Nos âmes la nuit– Kent Haruf

Tu veux que je vienne ce soir? demanda Louis.
T’as intérêt, espèce de vieux dégoûtant.

Les premiers mots

Et puis il y a eu ce jour où Addie Moore rendit visite à Louis Waters. C’était un soir de mai juste avant qu’il fasse complètement nuit.
Ils habitaient  à un pâté de maisons l’un de l’autre dans Cedar Street, le plus vieux quartier de la ville, où des ormes, des micocouliers et un érable solitaire poussaient le long du trottoir en bordures des pelouses vertes qui s’étendaient jusqu’au bâtisses à deux étages. Il avait fait chaud dans la journée mais là, avec le soir, la fraîcheur était tombée. Addie remonta le trottoir sous les arbres puis tourna dans l’allée de Louis.
Quand Louis vint ouvrir elle demanda: Pourrais-je entrer vous parler de quelque chose?

Addie et Louis sont voisins depuis des années. Veufs et habitant seuls, ils passent leurs nuits en solitaire. Cependant Addie commence à trouver cette solitude assez pesante et va faire part à son voisin d’une demande particulière : dormir avec elle. Devant cette proposition insolite, Louis accepte juste, pour voir. Mais le « juste pour voir » se transforme petit à petit en habitude que ces deux personnages ne veulent plus changer. Durant ces nuits, pas de contacts physiques, ou alors juste des mains entrelacées. Non, c’est beaucoup plus. C’est une confiance qui s’installe, ce sont des souvenirs qui remontent à la surface, ce sont des vérités qui sortent enfin. 

Après les nuits, viennent les journées et les septuagénaires vont commencer aussi à se côtoyer au grand jour et devant les autres personnes du comté. Ça fait jaser mais ils s’en fichent. Ils n’ont plus l’âge pour se soucier du regard des autres. Pourtant ce petit bonheur est troublé par la réaction des enfants respectifs qui ne comprennent pas leurs parents. 

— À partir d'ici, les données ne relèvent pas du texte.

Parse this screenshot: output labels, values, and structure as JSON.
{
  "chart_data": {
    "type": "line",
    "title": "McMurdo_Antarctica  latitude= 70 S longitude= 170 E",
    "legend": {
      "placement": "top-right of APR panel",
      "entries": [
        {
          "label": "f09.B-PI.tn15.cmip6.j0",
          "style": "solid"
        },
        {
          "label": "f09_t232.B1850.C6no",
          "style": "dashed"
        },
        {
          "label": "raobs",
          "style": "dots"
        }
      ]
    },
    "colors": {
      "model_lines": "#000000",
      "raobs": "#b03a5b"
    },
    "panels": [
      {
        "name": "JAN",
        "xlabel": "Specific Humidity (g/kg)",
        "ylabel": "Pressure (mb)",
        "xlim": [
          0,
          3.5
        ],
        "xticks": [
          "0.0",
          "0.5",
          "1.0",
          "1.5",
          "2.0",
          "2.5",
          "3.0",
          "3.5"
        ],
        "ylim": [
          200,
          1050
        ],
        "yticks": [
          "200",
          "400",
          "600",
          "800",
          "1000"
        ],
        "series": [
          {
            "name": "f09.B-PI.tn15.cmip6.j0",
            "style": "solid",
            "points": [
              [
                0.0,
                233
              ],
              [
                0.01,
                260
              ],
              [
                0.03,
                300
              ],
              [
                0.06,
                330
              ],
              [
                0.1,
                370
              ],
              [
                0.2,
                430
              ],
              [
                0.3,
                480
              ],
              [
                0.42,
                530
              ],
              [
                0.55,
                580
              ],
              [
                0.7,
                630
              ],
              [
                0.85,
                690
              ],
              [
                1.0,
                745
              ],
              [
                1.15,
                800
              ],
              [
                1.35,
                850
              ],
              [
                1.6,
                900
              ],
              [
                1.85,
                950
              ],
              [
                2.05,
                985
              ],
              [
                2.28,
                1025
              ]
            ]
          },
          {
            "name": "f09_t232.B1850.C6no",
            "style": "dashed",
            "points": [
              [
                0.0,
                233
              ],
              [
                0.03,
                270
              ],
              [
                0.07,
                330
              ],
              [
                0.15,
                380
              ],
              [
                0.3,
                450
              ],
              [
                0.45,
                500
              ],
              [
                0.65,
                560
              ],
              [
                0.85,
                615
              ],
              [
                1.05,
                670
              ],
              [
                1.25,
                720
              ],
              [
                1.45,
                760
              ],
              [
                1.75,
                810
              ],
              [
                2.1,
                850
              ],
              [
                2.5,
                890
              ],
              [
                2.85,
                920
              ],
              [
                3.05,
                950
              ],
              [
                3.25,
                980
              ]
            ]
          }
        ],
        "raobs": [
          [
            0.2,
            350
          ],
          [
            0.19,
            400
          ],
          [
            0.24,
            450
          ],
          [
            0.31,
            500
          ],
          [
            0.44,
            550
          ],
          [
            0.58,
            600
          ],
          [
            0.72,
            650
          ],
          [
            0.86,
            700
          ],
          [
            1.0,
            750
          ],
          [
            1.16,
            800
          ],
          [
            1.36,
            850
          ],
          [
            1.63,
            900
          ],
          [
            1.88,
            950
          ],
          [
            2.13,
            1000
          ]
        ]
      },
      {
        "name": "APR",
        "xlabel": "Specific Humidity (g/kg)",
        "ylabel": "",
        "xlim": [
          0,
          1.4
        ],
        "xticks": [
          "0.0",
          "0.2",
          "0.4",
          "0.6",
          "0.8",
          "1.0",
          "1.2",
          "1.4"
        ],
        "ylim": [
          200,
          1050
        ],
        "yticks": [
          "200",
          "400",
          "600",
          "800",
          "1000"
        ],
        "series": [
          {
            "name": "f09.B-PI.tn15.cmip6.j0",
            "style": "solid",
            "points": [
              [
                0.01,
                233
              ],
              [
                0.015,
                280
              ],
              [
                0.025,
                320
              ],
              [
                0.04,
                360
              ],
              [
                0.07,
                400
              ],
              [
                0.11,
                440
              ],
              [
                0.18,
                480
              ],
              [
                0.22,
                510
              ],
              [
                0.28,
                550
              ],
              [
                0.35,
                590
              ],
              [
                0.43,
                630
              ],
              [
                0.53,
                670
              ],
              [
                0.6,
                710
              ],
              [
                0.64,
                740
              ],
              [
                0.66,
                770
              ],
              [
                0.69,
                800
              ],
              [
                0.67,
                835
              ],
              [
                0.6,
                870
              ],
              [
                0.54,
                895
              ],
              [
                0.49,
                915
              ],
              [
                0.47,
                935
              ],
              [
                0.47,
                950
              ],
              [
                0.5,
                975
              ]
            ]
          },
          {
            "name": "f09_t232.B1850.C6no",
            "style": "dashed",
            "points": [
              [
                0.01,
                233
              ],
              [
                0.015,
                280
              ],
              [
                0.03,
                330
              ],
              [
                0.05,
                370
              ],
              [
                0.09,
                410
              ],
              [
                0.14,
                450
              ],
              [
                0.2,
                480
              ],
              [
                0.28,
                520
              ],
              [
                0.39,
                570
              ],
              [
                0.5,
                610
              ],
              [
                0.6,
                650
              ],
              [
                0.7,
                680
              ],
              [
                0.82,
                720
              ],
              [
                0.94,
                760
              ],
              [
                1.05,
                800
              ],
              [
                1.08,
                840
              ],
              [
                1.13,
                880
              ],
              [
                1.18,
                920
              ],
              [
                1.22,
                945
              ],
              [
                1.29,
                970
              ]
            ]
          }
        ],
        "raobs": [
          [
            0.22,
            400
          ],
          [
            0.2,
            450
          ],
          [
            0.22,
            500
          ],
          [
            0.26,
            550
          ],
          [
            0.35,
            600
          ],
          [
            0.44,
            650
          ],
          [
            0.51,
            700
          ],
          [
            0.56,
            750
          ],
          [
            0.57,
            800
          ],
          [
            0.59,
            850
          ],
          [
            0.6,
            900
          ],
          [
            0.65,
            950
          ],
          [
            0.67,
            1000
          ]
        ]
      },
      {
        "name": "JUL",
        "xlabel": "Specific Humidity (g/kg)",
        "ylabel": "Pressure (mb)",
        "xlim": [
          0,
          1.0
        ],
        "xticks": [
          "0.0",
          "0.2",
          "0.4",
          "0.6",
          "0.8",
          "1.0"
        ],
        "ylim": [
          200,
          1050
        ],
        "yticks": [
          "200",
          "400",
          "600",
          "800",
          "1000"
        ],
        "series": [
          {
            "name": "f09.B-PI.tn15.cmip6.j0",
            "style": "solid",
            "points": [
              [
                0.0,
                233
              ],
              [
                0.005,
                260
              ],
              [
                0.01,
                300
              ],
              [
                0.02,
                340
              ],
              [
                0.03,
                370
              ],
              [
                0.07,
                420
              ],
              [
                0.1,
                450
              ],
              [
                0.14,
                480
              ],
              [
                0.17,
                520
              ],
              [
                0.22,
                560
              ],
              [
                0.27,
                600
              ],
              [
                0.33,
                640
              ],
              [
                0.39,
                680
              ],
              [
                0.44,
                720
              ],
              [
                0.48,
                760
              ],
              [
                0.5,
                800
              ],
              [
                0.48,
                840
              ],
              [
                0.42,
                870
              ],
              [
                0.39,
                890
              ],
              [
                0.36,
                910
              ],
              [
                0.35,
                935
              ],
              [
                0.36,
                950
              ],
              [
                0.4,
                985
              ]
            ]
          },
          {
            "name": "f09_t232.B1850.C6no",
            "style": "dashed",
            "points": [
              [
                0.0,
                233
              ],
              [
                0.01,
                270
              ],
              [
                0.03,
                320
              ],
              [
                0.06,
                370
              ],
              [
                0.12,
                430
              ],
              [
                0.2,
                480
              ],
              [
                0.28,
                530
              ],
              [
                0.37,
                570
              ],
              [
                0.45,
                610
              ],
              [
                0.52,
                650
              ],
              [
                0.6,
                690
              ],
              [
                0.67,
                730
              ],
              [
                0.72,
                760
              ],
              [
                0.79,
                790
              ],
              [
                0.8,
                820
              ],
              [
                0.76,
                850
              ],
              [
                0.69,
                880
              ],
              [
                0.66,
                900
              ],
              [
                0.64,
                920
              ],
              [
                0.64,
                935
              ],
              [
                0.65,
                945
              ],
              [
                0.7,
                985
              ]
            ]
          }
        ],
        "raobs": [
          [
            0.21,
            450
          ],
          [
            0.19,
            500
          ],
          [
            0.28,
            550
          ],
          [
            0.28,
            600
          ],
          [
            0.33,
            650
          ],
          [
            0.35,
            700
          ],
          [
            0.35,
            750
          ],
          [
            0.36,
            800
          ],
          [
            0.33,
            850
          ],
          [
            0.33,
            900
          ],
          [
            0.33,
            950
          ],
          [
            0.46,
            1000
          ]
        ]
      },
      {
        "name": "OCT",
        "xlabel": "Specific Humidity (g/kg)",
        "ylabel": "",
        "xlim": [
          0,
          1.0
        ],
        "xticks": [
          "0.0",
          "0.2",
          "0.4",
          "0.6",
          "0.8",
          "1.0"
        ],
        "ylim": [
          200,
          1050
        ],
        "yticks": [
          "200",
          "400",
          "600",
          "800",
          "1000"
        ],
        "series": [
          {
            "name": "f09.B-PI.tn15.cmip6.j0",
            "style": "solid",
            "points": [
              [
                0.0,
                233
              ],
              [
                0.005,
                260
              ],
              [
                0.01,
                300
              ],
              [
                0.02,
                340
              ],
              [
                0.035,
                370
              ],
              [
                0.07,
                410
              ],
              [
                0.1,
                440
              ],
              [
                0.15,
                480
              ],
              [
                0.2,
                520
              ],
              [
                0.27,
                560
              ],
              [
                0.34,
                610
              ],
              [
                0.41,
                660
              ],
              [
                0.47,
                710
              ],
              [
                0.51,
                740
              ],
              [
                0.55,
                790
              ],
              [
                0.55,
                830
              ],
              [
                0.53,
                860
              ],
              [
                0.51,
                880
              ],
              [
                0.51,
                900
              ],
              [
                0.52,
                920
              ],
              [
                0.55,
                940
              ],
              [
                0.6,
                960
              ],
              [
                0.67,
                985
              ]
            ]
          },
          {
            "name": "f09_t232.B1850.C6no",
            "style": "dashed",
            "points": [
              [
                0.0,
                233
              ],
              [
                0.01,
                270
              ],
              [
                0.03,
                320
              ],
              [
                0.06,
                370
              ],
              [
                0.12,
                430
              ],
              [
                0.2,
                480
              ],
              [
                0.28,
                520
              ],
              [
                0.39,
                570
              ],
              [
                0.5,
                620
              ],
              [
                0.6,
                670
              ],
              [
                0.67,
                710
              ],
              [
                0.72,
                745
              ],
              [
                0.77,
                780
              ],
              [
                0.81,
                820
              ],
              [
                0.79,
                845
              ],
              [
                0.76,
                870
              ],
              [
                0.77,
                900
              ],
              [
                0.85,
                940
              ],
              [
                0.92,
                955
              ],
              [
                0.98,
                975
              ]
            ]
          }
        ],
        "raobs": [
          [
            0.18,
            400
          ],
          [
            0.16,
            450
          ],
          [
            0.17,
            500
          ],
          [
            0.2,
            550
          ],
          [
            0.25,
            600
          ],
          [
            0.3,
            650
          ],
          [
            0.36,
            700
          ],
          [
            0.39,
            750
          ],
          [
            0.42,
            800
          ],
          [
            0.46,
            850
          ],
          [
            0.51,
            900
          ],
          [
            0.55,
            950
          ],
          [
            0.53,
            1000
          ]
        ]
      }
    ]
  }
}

Je vous ai expliqué que je ne voulais plus vivre comme ça…pour les autres, ce qu’ils pensent, ce qu’ils croient. Je ne trouve pas que ce soit une façon de vivre. En tout cas, pas pour moi. (Addie)

Tout en délicatesse , Kent Haruf dépeint la rencontre de deux personnes âgées qui n’attendaient plus grand chose d’excitant dans leur vie. Il est arrivé à cerner les craintes et les angoisses que peuvent ressentir les veufs et veuves. Sans tomber dans le cucul (et pourtant ce n’était pas gagné!), il arrive à distiller de beaux sentiments.

Les échanges entre Addie et Louis sont bienveillants, ils ne jugent pas ce que l’autre a pu accomplir dans sa vie passée. 

Sans mièvrerie, l’auteur nous offre une histoire peu banale. 

J’évoquerai cependant un petit bémol: sans dévoiler la fin, je dois dire que celle-ci m’a surprise. J’en attendais un peu plus d’un des personnages vu le caractère montré durant les pages précédentes.

Cela reste néanmoins un beau roman d’amour dans ce qu’il a de beau et de tragique.

– Nos âmes la nuit de Kent Haruf, Éditions Robert Laffont, Collection Pavillons, 2016, 180 pages – 

25 réflexions sur “Nos âmes la nuit– Kent Haruf

  1. Marie-Claude dit :

    Eh ben voilà! Tu n’es plus vierge: tu as enfin goûté à l’oeuvre de Kent!
    Je peux comprendre ton bémol. Cette fin ne m’a pas surprise, juste beaucoup déçue.
    Personnellement, j’ai beaucoup aimé ce roman. Tu le sais, je suis une inconditionnelle de Kent Haruf. N’empêche, j’ai préféré « Le chant des plaines » et « Les gens de Holt County » à ce roman-ci. Donc, dis-toi que le meilleur est à venir!